Ehemalige Heimkinder fordern Runden Tisch

Verlorene Jahre

Nach einer Anhörung des Bundestags-Petitionsausschusses hat der Verein ehemaliger Heimkinder einen Runden Tisch zur Aufarbeitung strukturellen Unrechts gefordert. Das müsse jetzt erfolgen und nicht erst in mehreren Jahren, sagte Rechtsanwalt Gerrit Wilmans am Montagabend in Berlin. Zudem forderte er den Gesetzgeber zum Handeln auf. Politik und Kirchen dürften nicht "auf eine biologische Lösung des Problems hoffen".

 (DR)

Zuvor hatten Experten in der nichtöffentlichen Beratung des Ausschusses betont, Missstände in Heimen seien in den 1950er, 60er und 70er Jahren ein strukturelles Problem gewesen. Seit 2006 befasst sich der Petitionsausschuss mit dem Schicksal von Heimkindern im Nachkriegsdeutschland. Der Verein fordert die Klärung fehlender Rentenanwartschaften für unbezahlte Arbeit der früherer Heiminsassen, für die keine Sozialversicherungsbeiträge bezahlt wurden. Weiter verlangt er von Staat und Kirchen eine Anerkennung moralischer Schuld wegen mangelnder Heimaufsicht. Der Verein geht von Tausenden Betroffener aus, die bis heute mit Problemen zu kämpfen hätten. Der Petitionsausschuss will seine Beratungen fortsetzen.

"Schon damals Unrecht"
Vier der Fachleute berichteten im Anschluss an die gut dreistündige Ausschusssitzung von dem Gespräch. Der Leiter des Instituts für Pädagogik der Universität Koblenz, Christian Schrapper, betonte, schon vor 50 Jahren hätten Fürsorgeheime in der Kritik gestanden. "Das war schon zur damaligen Zeit offensichtliches Unrecht", meinte er.

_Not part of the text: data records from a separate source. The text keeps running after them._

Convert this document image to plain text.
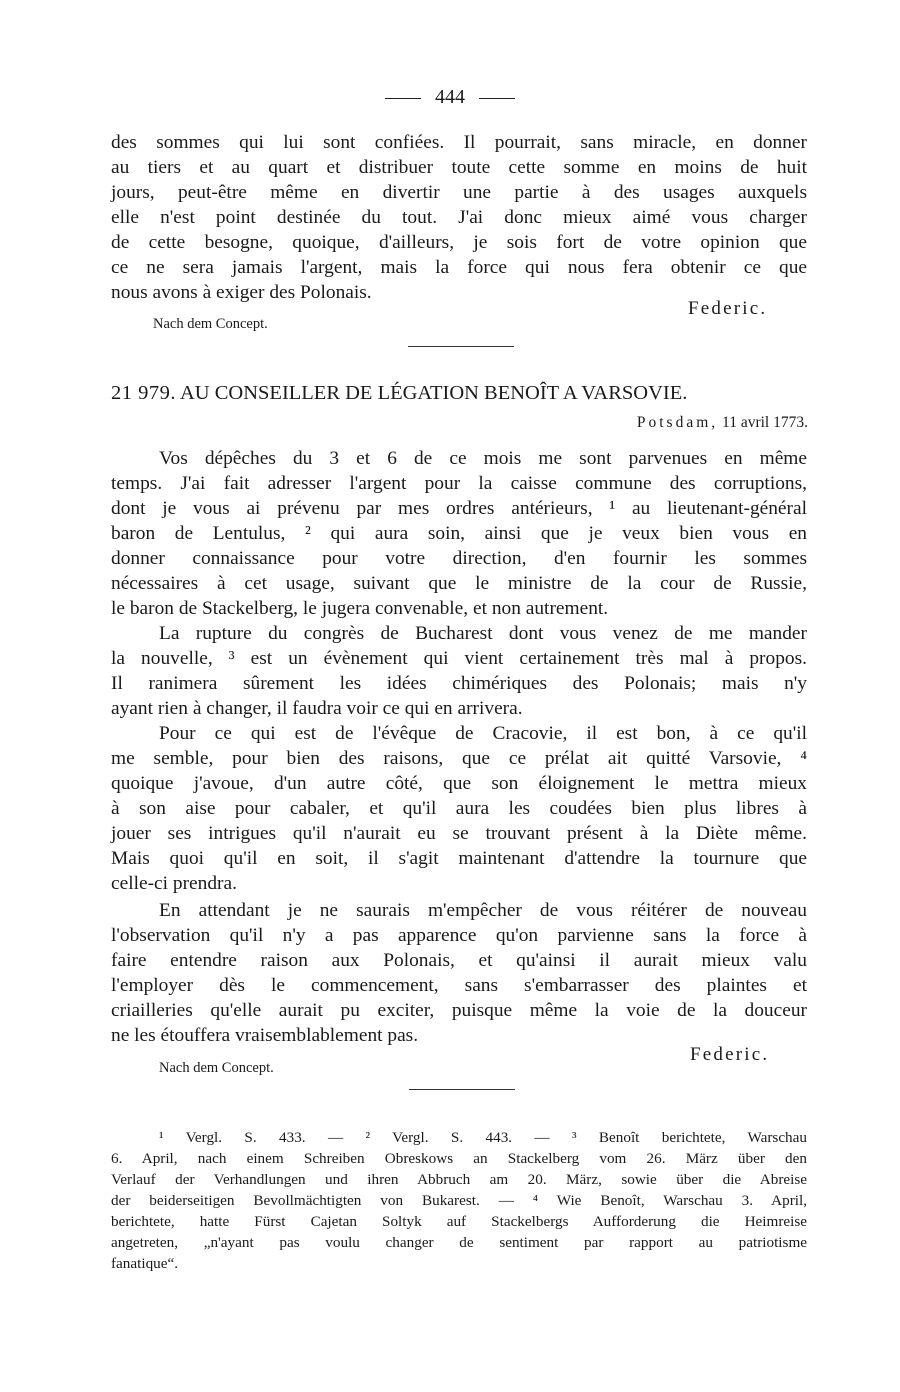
444
des sommes qui lui sont confiées. Il pourrait, sans miracle, en donner
au tiers et au quart et distribuer toute cette somme en moins de huit
jours, peut-être même en divertir une partie à des usages auxquels
elle n'est point destinée du tout. J'ai donc mieux aimé vous charger
de cette besogne, quoique, d'ailleurs, je sois fort de votre opinion que
ce ne sera jamais l'argent, mais la force qui nous fera obtenir ce que
nous avons à exiger des Polonais.
Federic.
Nach dem Concept.
21 979. AU CONSEILLER DE LÉGATION BENOÎT A VARSOVIE.
Potsdam, 11 avril 1773.
Vos dépêches du 3 et 6 de ce mois me sont parvenues en même
temps. J'ai fait adresser l'argent pour la caisse commune des corruptions,
dont je vous ai prévenu par mes ordres antérieurs, ¹ au lieutenant-général
baron de Lentulus, ² qui aura soin, ainsi que je veux bien vous en
donner connaissance pour votre direction, d'en fournir les sommes
nécessaires à cet usage, suivant que le ministre de la cour de Russie,
le baron de Stackelberg, le jugera convenable, et non autrement.
La rupture du congrès de Bucharest dont vous venez de me mander
la nouvelle, ³ est un évènement qui vient certainement très mal à propos.
Il ranimera sûrement les idées chimériques des Polonais; mais n'y
ayant rien à changer, il faudra voir ce qui en arrivera.
Pour ce qui est de l'évêque de Cracovie, il est bon, à ce qu'il
me semble, pour bien des raisons, que ce prélat ait quitté Varsovie, ⁴
quoique j'avoue, d'un autre côté, que son éloignement le mettra mieux
à son aise pour cabaler, et qu'il aura les coudées bien plus libres à
jouer ses intrigues qu'il n'aurait eu se trouvant présent à la Diète même.
Mais quoi qu'il en soit, il s'agit maintenant d'attendre la tournure que
celle-ci prendra.
En attendant je ne saurais m'empêcher de vous réitérer de nouveau
l'observation qu'il n'y a pas apparence qu'on parvienne sans la force à
faire entendre raison aux Polonais, et qu'ainsi il aurait mieux valu
l'employer dès le commencement, sans s'embarrasser des plaintes et
criailleries qu'elle aurait pu exciter, puisque même la voie de la douceur
ne les étouffera vraisemblablement pas.
Federic.
Nach dem Concept.
¹ Vergl. S. 433. — ² Vergl. S. 443. — ³ Benoît berichtete, Warschau
6. April, nach einem Schreiben Obreskows an Stackelberg vom 26. März über den
Verlauf der Verhandlungen und ihren Abbruch am 20. März, sowie über die Abreise
der beiderseitigen Bevollmächtigten von Bukarest. — ⁴ Wie Benoît, Warschau 3. April,
berichtete, hatte Fürst Cajetan Soltyk auf Stackelbergs Aufforderung die Heimreise
angetreten, „n'ayant pas voulu changer de sentiment par rapport au patriotisme
fanatique“.
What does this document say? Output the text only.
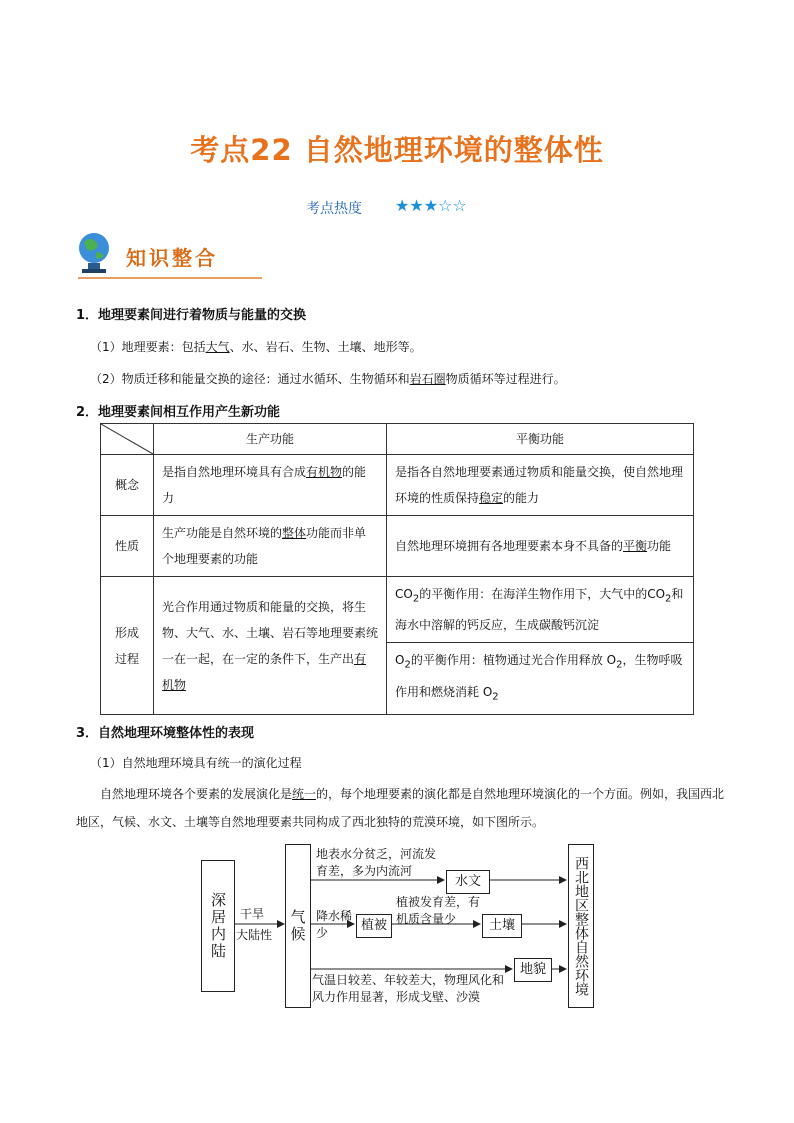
考点22 自然地理环境的整体性
考点热度 ★★★☆☆
知识整合
1．地理要素间进行着物质与能量的交换
（1）地理要素：包括大气、水、岩石、生物、土壤、地形等。
（2）物质迁移和能量交换的途径：通过水循环、生物循环和岩石圈物质循环等过程进行。
2．地理要素间相互作用产生新功能
	生产功能	平衡功能
概念	是指自然地理环境具有合成有机物的能力	是指各自然地理要素通过物质和能量交换，使自然地理环境的性质保持稳定的能力
性质	生产功能是自然环境的整体功能而非单个地理要素的功能	自然地理环境拥有各地理要素本身不具备的平衡功能
形成
过程	光合作用通过物质和能量的交换，将生物、大气、水、土壤、岩石等地理要素统一在一起，在一定的条件下，生产出有机物	$CO_2$的平衡作用：在海洋生物作用下，大气中的$CO_2$和海水中溶解的钙反应，生成碳酸钙沉淀
		$O_2$的平衡作用：植物通过光合作用释放 $O_2$，生物呼吸作用和燃烧消耗 $O_2$
3．自然地理环境整体性的表现
（1）自然地理环境具有统一的演化过程
自然地理环境各个要素的发展演化是统一的，每个地理要素的演化都是自然地理环境演化的一个方面。例如，我国西北地区，气候、水文、土壤等自然地理要素共同构成了西北独特的荒漠环境，如下图所示。
深居内陆	干旱
大陆性 气候
地表水分贫乏，河流发育差，多为内流河
水文
降水稀少	植被
植被发育差，有机质含量少	土壤
地貌
气温日较差、年较差大，物理风化和风力作用显著，形成戈壁、沙漠
西北地区整体自然环境
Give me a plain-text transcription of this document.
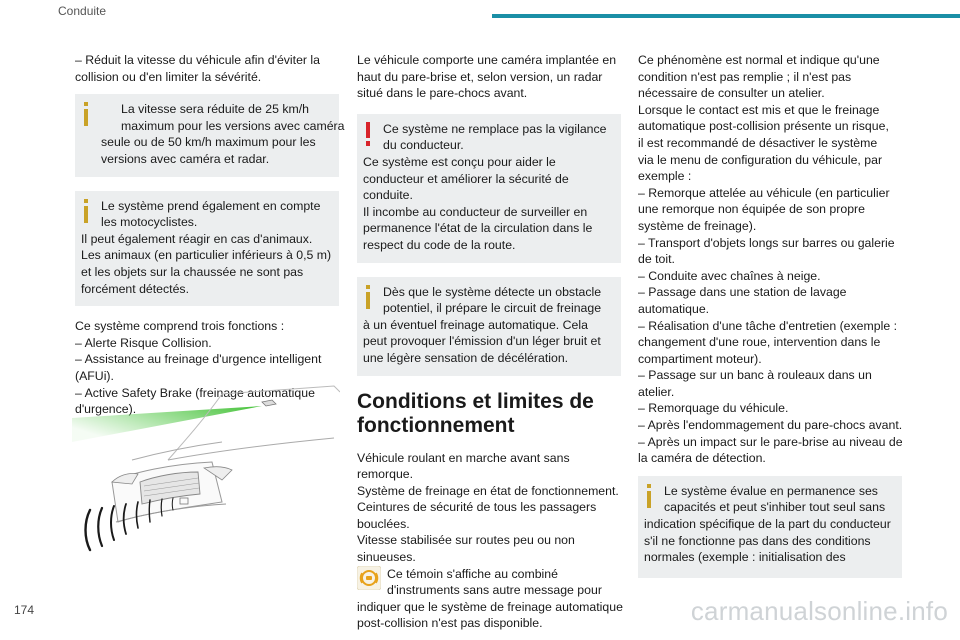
Conduite

– Réduit la vitesse du véhicule afin d'éviter la
collision ou d'en limiter la sévérité.

La vitesse sera réduite de 25 km/h
maximum pour les versions avec caméra
seule ou de 50 km/h maximum pour les
versions avec caméra et radar.
Le système prend également en compte
les motocyclistes.
Il peut également réagir en cas d'animaux.
Les animaux (en particulier inférieurs à 0,5 m)
et les objets sur la chaussée ne sont pas
forcément détectés.

Ce système comprend trois fonctions :
– Alerte Risque Collision.
– Assistance au freinage d'urgence intelligent
(AFUi).
– Active Safety Brake (freinage automatique
d'urgence).

Le véhicule comporte une caméra implantée en
haut du pare-brise et, selon version, un radar
situé dans le pare-chocs avant.

Ce système ne remplace pas la vigilance
du conducteur.
Ce système est conçu pour aider le
conducteur et améliorer la sécurité de
conduite.
Il incombe au conducteur de surveiller en
permanence l'état de la circulation dans le
respect du code de la route.
Dès que le système détecte un obstacle
potentiel, il prépare le circuit de freinage
à un éventuel freinage automatique. Cela
peut provoquer l'émission d'un léger bruit et
une légère sensation de décélération.
Conditions et limites de
fonctionnement

Véhicule roulant en marche avant sans
remorque.
Système de freinage en état de fonctionnement.
Ceintures de sécurité de tous les passagers
bouclées.
Vitesse stabilisée sur routes peu ou non
sinueuses.

Ce témoin s'affiche au combiné
d'instruments sans autre message pour
indiquer que le système de freinage automatique
post-collision n'est pas disponible.

Ce phénomène est normal et indique qu'une
condition n'est pas remplie ; il n'est pas
nécessaire de consulter un atelier.
Lorsque le contact est mis et que le freinage
automatique post-collision présente un risque,
il est recommandé de désactiver le système
via le menu de configuration du véhicule, par
exemple :
– Remorque attelée au véhicule (en particulier
une remorque non équipée de son propre
système de freinage).
– Transport d'objets longs sur barres ou galerie
de toit.
– Conduite avec chaînes à neige.
– Passage dans une station de lavage
automatique.
– Réalisation d'une tâche d'entretien (exemple :
changement d'une roue, intervention dans le
compartiment moteur).
– Passage sur un banc à rouleaux dans un
atelier.
– Remorquage du véhicule.
– Après l'endommagement du pare-chocs avant.
– Après un impact sur le pare-brise au niveau de
la caméra de détection.

Le système évalue en permanence ses
capacités et peut s'inhiber tout seul sans
indication spécifique de la part du conducteur
s'il ne fonctionne pas dans des conditions
normales (exemple : initialisation des
174	carmanualsonline.info
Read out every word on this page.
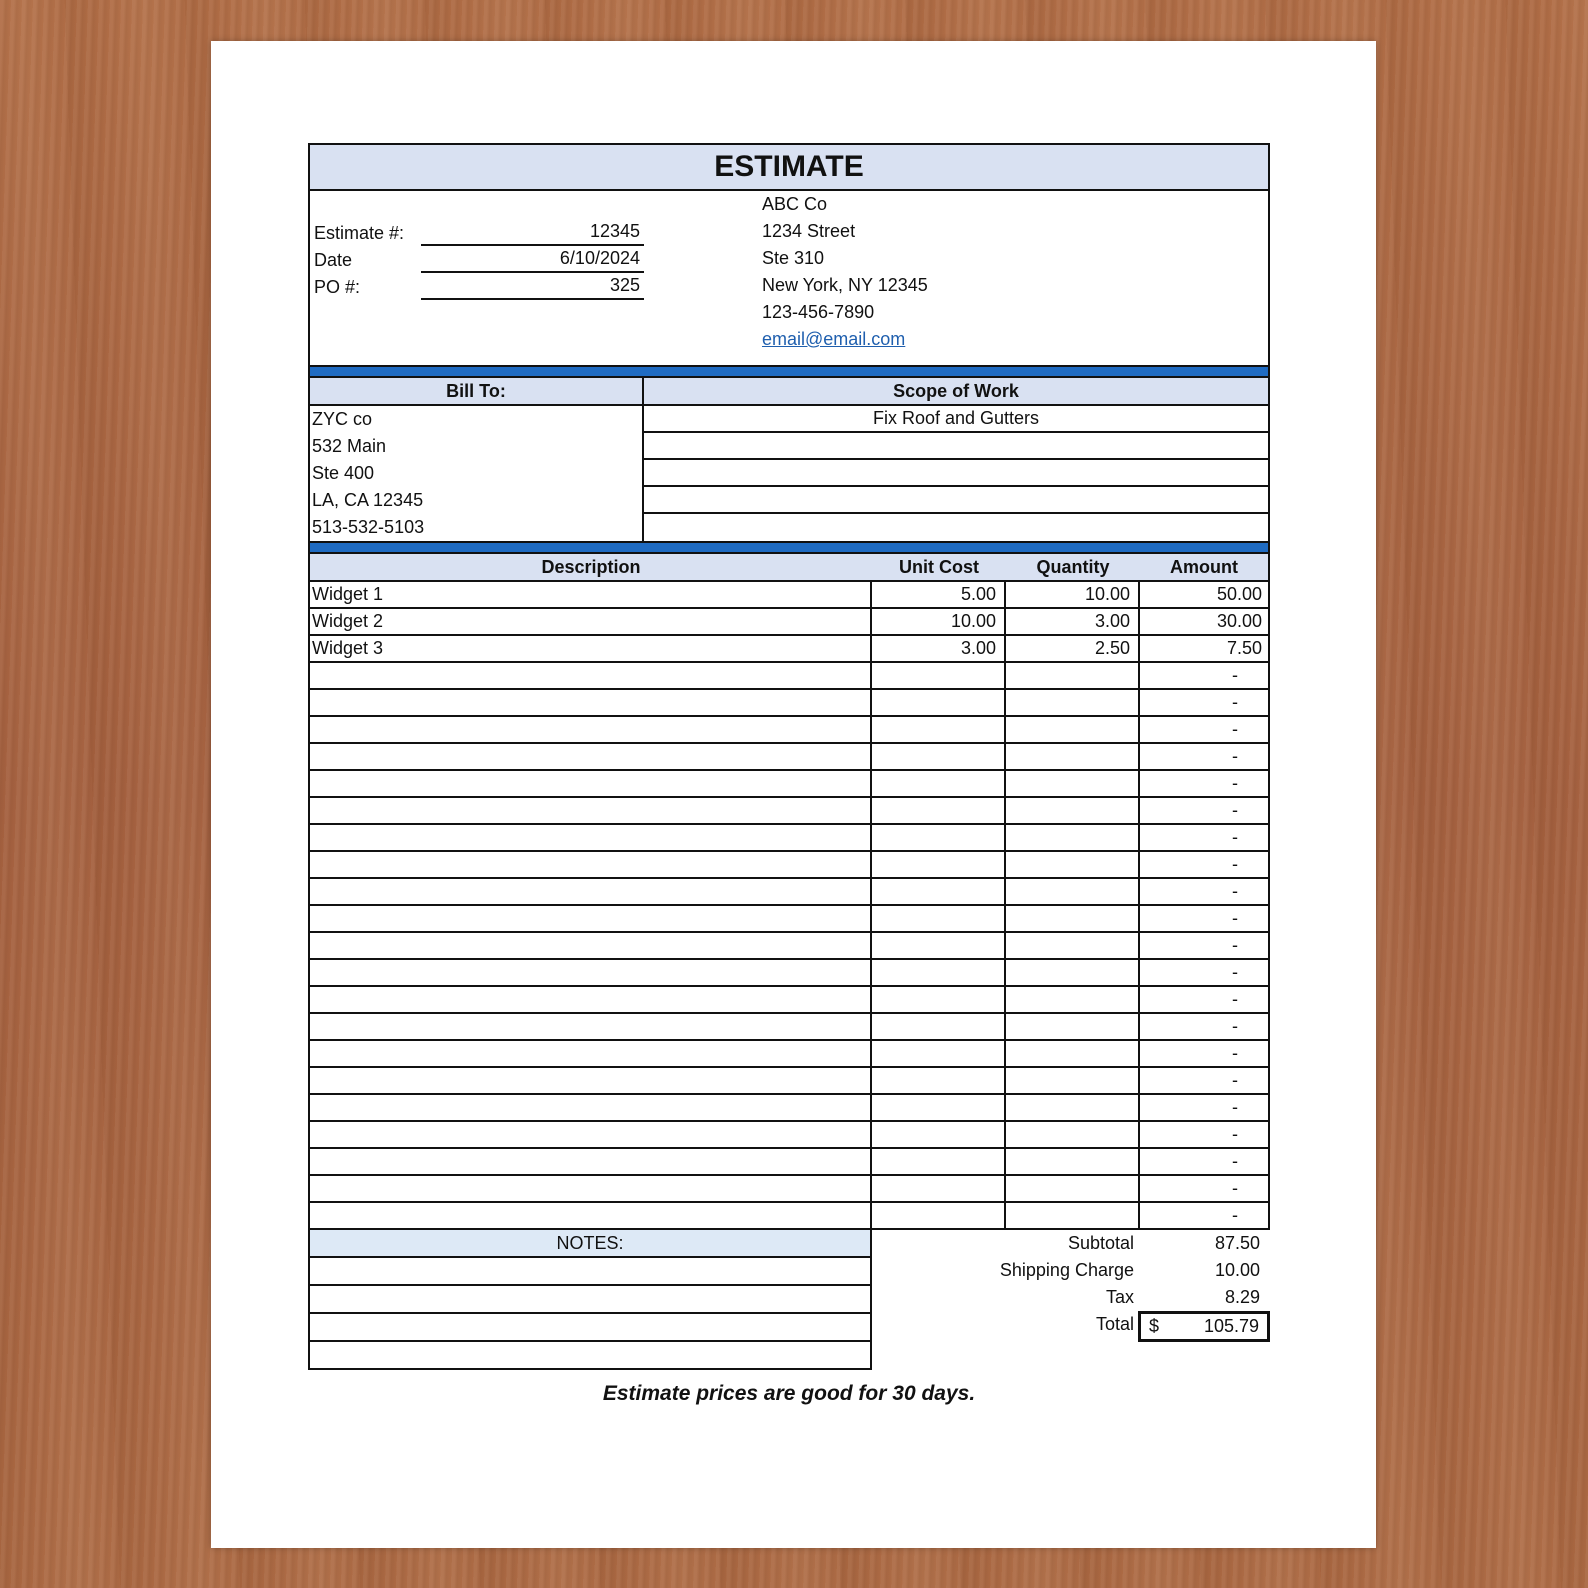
ESTIMATE
Estimate #:	12345
Date	6/10/2024
PO #:	325
ABC Co
1234 Street
Ste 310
New York, NY 12345
123-456-7890
email@email.com
Bill To:
ZYC co
532 Main
Ste 400
LA, CA 12345
513-532-5103
Scope of Work
Fix Roof and Gutters
Description	Unit Cost	Quantity	Amount
Widget 1	5.00	10.00	50.00
Widget 2	10.00	3.00	30.00
Widget 3	3.00	2.50	7.50
-
-
-
-
-
-
-
-
-
-
-
-
-
-
-
-
-
-
-
-
-
NOTES:	Subtotal	87.50
Shipping Charge	10.00
Tax	8.29
Total $ 105.79
Estimate prices are good for 30 days.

Der Berliner Erziehungswissenschaftler Manfred Kappeler bezeichnete die Qualifikation des pädagogischen Personals als katastrophal.
Bemerkenswert sei heute, dass für die "politisch opportune"
Aufarbeitung verfehlter Heimpädagogik in der DDR Geld vorhanden sei, für eine vergleichbare Forschung in den alten Bundesländern aber nur schwierig Mittel zu beschaffen seien. Der Berliner Sozialrechtler Johannes Münder betonte, in den 50er Jahren hätten sich die kirchlichen Träger massiv gegen eine gesetzliche Regelung der Heimaufsicht gewehrt.

Laut Wilmans machen die Expertenschilderungen deutlich, dass es nicht nur um Unrechts-Einzelfälle, sondern eine Systematik gehe. Deren Folge sei eine Vielzahl traumatisierter Menschen und zerstörter Biografien. Der FDP-Bundestagsabgeordnete Jens Ackermann, der dem Petitionsausschuss angehört, bekräftigte, das Gremium nehme das Thema sehr ernst und denke auch über die Form etwaiger Entschädigungen nach. Notwendig sei eine lückenlose Aufklärung der Vorkommnisse.

Nach Bekanntwerden der Vorwürfe haben die Kirchen mehrfach ihre "moralische Verantwortung" für frühere Missstände eingeräumt, zugleich aber vor falschen Verallgemeinerungen gewarnt. Aus ihrer Sicht spricht nichts dafür, dass die von den Anwälten der Betroffenen prognostizierte Opferzahl von 15.000 etwas mit der Realität zu tun haben könnte.

Eine systematisch angeordnete oder geduldete Misshandlung sei jedenfalls auszuschließen. Der Bundesverband katholischer Einrichtungen und Dienste der Erziehungshilfen (BVkE) hatte bereits 2006 erklärt, dass Misshandlungen keine generelle Praxis in kirchlichen Heimen gewesen seien.